We didn’t make it to Florida this past weekend as Lily was too weak to travel. It wasn’t because of her tummy (which was the big concern last week at this time) but because she was battling a fever.
I got a call from school last Wednesday telling me that Lily had asked to go to the nurse. When the nurse took her temperature it was hovering around 100 degrees. Not too bad but the poor kid was feeling miserable. And she wanted to go home. So I rushed from work to get her.
By the time we got home, she was her normal, bubbly self. But over the course of the next 24+ hours, she would swing from feeling fine to just plain awful. At one point she had the shivers so bad that I had considered taking her to the ER. (Sidenote: high fevers can trigger seizures and as Lily is already prone to them, it was imperative to keep her fever regulated.)
On Friday (the day we were supposed to fly out) I took her to the doctor where we ruled out strep, the flu and UTI. Likely just a viral infection. I was hopeful that we could get to Florida on Saturday but when I checked her temperature that morning, it was not good.
So we’ve been home in NYC on this cold and blustery weekend. Cuddling up a storm, watching movies, and enjoying the visitors who have come to help out and cheer us both up.
This is the first morning in four days that she’s not been feverish. So tomorrow she goes to school. I’m still taking the day off work. I need some time to recuperate!
We are both so sad to have missed seeing our family in Florida. But I’m so grateful that we were only battling a regular kid issue. Kids get sick from time to time. And Lily handled it all with such grace. She’s amazing.
I’ve said this before and I’ll say it again: Rett Syndrome is no fucking joke. Even for a relatively healthy and high-functioning girl like Lily.
Even though her team of caregivers and I actively manage her food intake and output, she still gets terribly backed up from time to time. Last night, however, was exceptional. She was in so much pain and was trying so hard. None of my standby tricks worked.
It was a tough call to make – do we spend the night in the hospital or do we ride it out at home? I’m so grateful to have a plugged in network of Rett moms to turn to in moments like these. And also so grateful to have had Shamekia the nanny (soon to be nurse) on hand with me for much of it. Stephen was on standby. And John came over to drop off supplies from the pharmacy. I felt very supported. But also very scared. And helpless. It’s in moments like these that I wish I went to medical school. I made the right decision last night to stay home. But that might not always be the case.
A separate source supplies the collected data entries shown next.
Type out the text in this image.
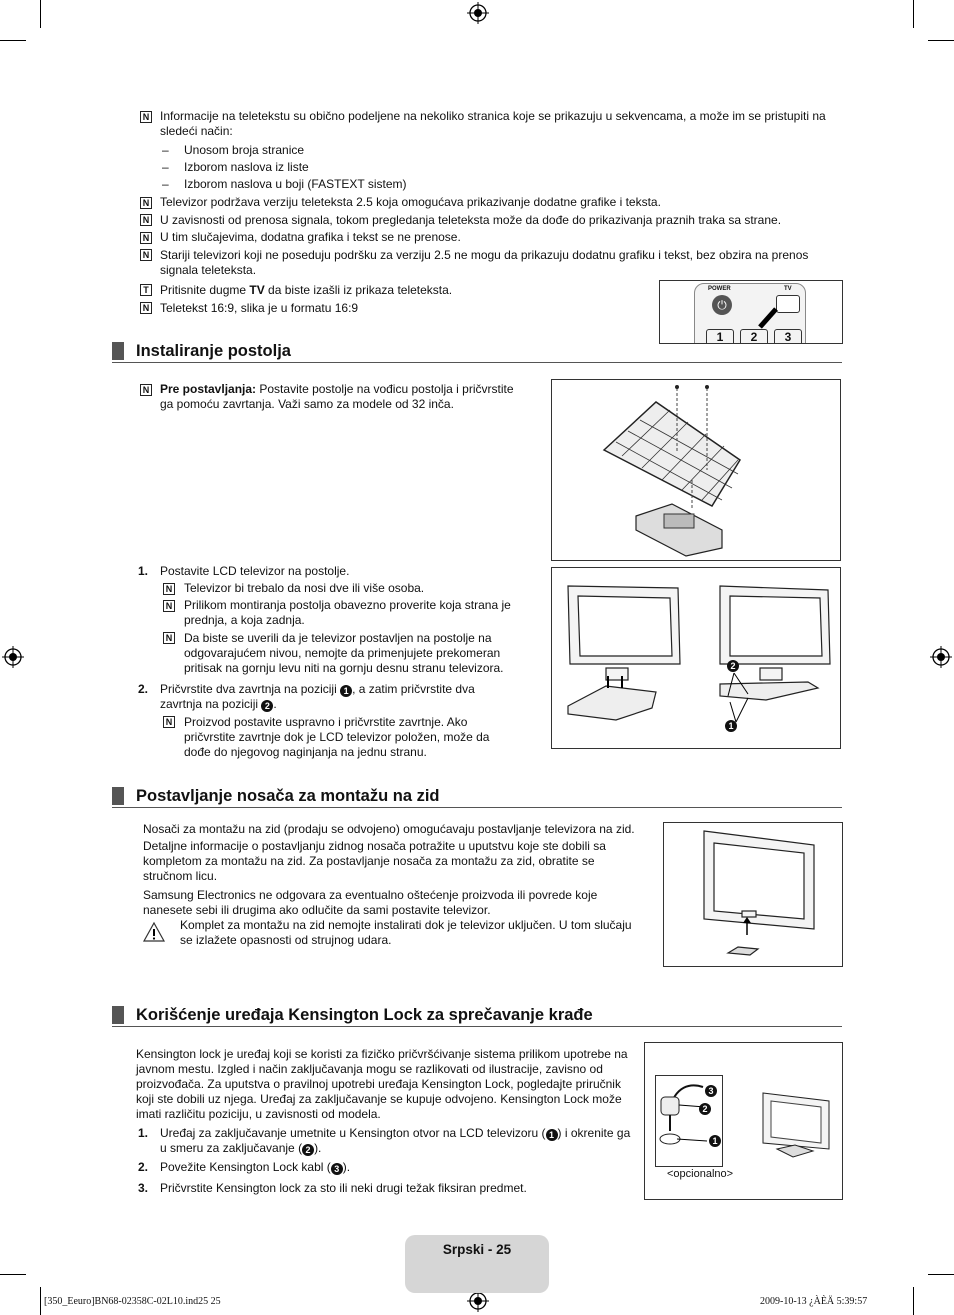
N Informacije na teletekstu su obično podeljene na nekoliko stranica koje se prikazuju u sekvencama, a može im se pristupiti na sledeći način:
– Unosom broja stranice
– Izborom naslova iz liste
– Izborom naslova u boji (FASTEXT sistem)
N Televizor podržava verziju teleteksta 2.5 koja omogućava prikazivanje dodatne grafike i teksta.
N U zavisnosti od prenosa signala, tokom pregledanja teleteksta može da dođe do prikazivanja praznih traka sa strane.
N U tim slučajevima, dodatna grafika i tekst se ne prenose.
N Stariji televizori koji ne poseduju podršku za verziju 2.5 ne mogu da prikazuju dodatnu grafiku i tekst, bez obzira na prenos signala teleteksta.
T Pritisnite dugme TV da biste izašli iz prikaza teleteksta.
N Teletekst 16:9, slika je u formatu 16:9
POWER
⏻
TV
1	2	3
Instaliranje postolja
N Pre postavljanja: Postavite postolje na vođicu postolja i pričvrstite ga pomoću zavrtanja. Važi samo za modele od 32 inča.
1. Postavite LCD televizor na postolje.
N Televizor bi trebalo da nosi dve ili više osoba.
N Prilikom montiranja postolja obavezno proverite koja strana je prednja, a koja zadnja.
N Da biste se uverili da je televizor postavljen na postolje na odgovarajućem nivou, nemojte da primenjujete prekomeran pritisak na gornju levu niti na gornju desnu stranu televizora.
2. Pričvrstite dva zavrtnja na poziciji 1 , a zatim pričvrstite dva zavrtnja na poziciji 2 .
N Proizvod postavite uspravno i pričvrstite zavrtnje. Ako pričvrstite zavrtnje dok je LCD televizor položen, može da dođe do njegovog naginjanja na jednu stranu.
2
1
Postavljanje nosača za montažu na zid
Nosači za montažu na zid (prodaju se odvojeno) omogućavaju postavljanje televizora na zid.
Detaljne informacije o postavljanju zidnog nosača potražite u uputstvu koje ste dobili sa kompletom za montažu na zid. Za postavljanje nosača za montažu za zid, obratite se stručnom licu.
Samsung Electronics ne odgovara za eventualno oštećenje proizvoda ili povrede koje nanesete sebi ili drugima ako odlučite da sami postavite televizor.
Komplet za montažu na zid nemojte instalirati dok je televizor uključen. U tom slučaju se izlažete opasnosti od strujnog udara.
Korišćenje uređaja Kensington Lock za sprečavanje krađe
Kensington lock je uređaj koji se koristi za fizičko pričvršćivanje sistema prilikom upotrebe na javnom mestu. Izgled i način zaključavanja mogu se razlikovati od ilustracije, zavisno od proizvođača. Za uputstva o pravilnoj upotrebi uređaja Kensington Lock, pogledajte priručnik koji ste dobili uz njega. Uređaj za zaključavanje se kupuje odvojeno. Kensington Lock može imati različitu poziciju, u zavisnosti od modela.
1. Uređaj za zaključavanje umetnite u Kensington otvor na LCD televizoru ( 1 ) i okrenite ga u smeru za zaključavanje ( 2 ).
2. Povežite Kensington Lock kabl ( 3 ).
3. Pričvrstite Kensington lock za sto ili neki drugi težak fiksiran predmet.
3
2
1
<opcionalno>
Srpski - 25
[350_Eeuro]BN68-02358C-02L10.ind25 25	2009-10-13 ¿ÀÈÄ 5:39:57
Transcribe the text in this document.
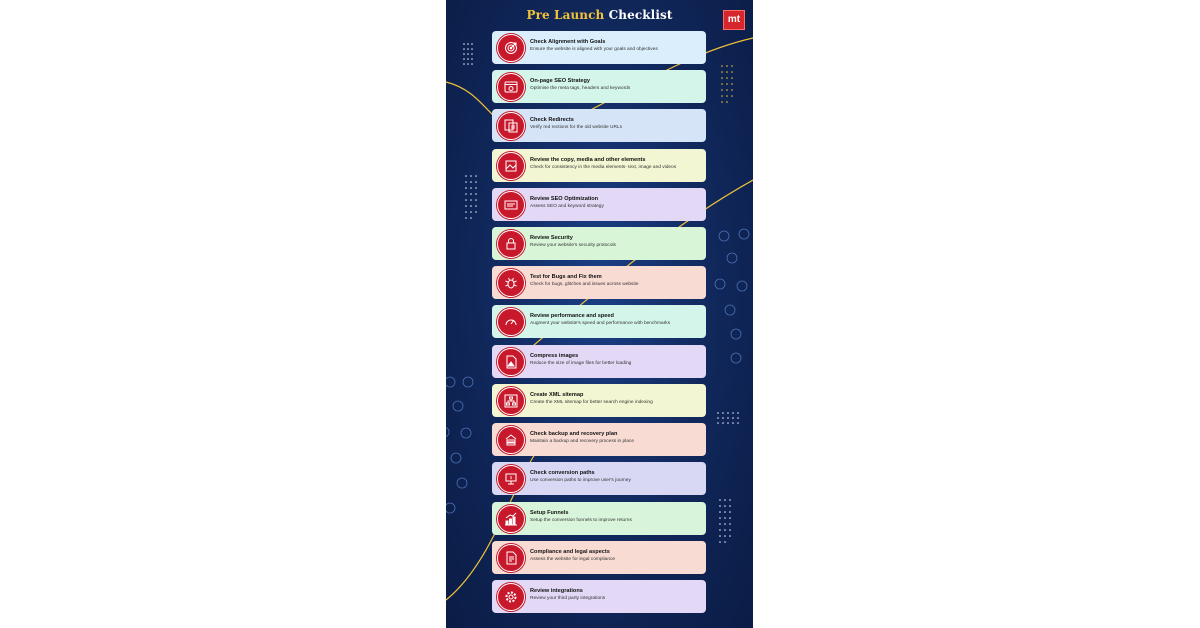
Pre Launch Checklist	mt
Check Alignment with Goals
Ensure the website is aligned with your goals and objectives
On-page SEO Strategy
Optimise the meta tags, headers and keywords
Check Redirects
Verify red rections for the old website URLs
Review the copy, media and other elements
Check for consistency in the media elements- text, image and videos
Review SEO Optimization
Assess SEO and keyword strategy
Review Security
Review your website's security protocols
Test for Bugs and Fix them
Check for bugs, glitches and issues across website
Review performance and speed
Augment your website's speed and performance with benchmarks
Compress images
Reduce the size of image files for better loading
Create XML sitemap
Create the XML sitemap for better search engine indexing
Check backup and recovery plan
Maintain a backup and recovery process in place
$
Check conversion paths
Use conversion paths to improve user's journey
Setup Funnels
Setup the conversion funnels to improve returns
Compliance and legal aspects
Assess the website for legal compliance
Review integrations
Review your third party integrations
Thankfully Lily woke this morning with a smile (we finally had some success unclogging her late last night). She’s the most resilient person I know. She’s my hero.
Passing out on me last night after a tough few hours.
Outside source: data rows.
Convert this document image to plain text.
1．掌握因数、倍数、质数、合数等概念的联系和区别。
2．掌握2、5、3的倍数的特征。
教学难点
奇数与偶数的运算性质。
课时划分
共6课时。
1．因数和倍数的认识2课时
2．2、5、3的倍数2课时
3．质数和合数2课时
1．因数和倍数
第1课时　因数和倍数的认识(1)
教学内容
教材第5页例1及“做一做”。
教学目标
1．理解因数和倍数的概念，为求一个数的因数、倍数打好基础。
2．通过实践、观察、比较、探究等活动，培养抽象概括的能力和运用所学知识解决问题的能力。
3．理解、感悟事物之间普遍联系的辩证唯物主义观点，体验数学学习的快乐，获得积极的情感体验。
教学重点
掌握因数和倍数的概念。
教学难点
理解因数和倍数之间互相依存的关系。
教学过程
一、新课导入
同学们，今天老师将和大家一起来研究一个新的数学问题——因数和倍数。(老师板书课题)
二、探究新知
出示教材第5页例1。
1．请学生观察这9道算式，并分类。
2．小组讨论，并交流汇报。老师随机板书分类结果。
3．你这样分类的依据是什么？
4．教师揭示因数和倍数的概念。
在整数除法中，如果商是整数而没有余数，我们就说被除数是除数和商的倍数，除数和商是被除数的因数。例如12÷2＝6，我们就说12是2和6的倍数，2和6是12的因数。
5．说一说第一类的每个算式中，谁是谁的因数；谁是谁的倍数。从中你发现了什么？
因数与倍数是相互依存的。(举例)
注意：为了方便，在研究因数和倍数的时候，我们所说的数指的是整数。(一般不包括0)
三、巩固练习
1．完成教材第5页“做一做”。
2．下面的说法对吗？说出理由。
Rett Syndrome has robbed so much from my child already – her voice, her ability to use her hands purposefully, her ability to breathe normally, her independence. The latest: it’s been robbing her of her ability to pee.
With Rett Syndrome – everything, and I mean every function that the human body needs to thrive – has the capacity to fail.
Lily was feeling absolutely miserable last Sunday. She hadn’t peed in over 24 hours though her liquid intake was normal over this time period. And I was hopeful that she had a UTI, as this could explain the urine retention, but alas the results came back negative. So I guess we got one answer – it wasn’t a UTI.
So I turned to the Rett Syndrome family support group to see if they had any suggestions and one mom sent me to this article. I remember hearing that some girls with Rett have trouble peeing from time to time, but I never knew the extent of how dangerous it could be.
Next step? Adding another specialist to the list – a pediatric urologist. And likely I will need to learn how to catheterize my sweetie. We can’t go to the ER every time she needs to pee.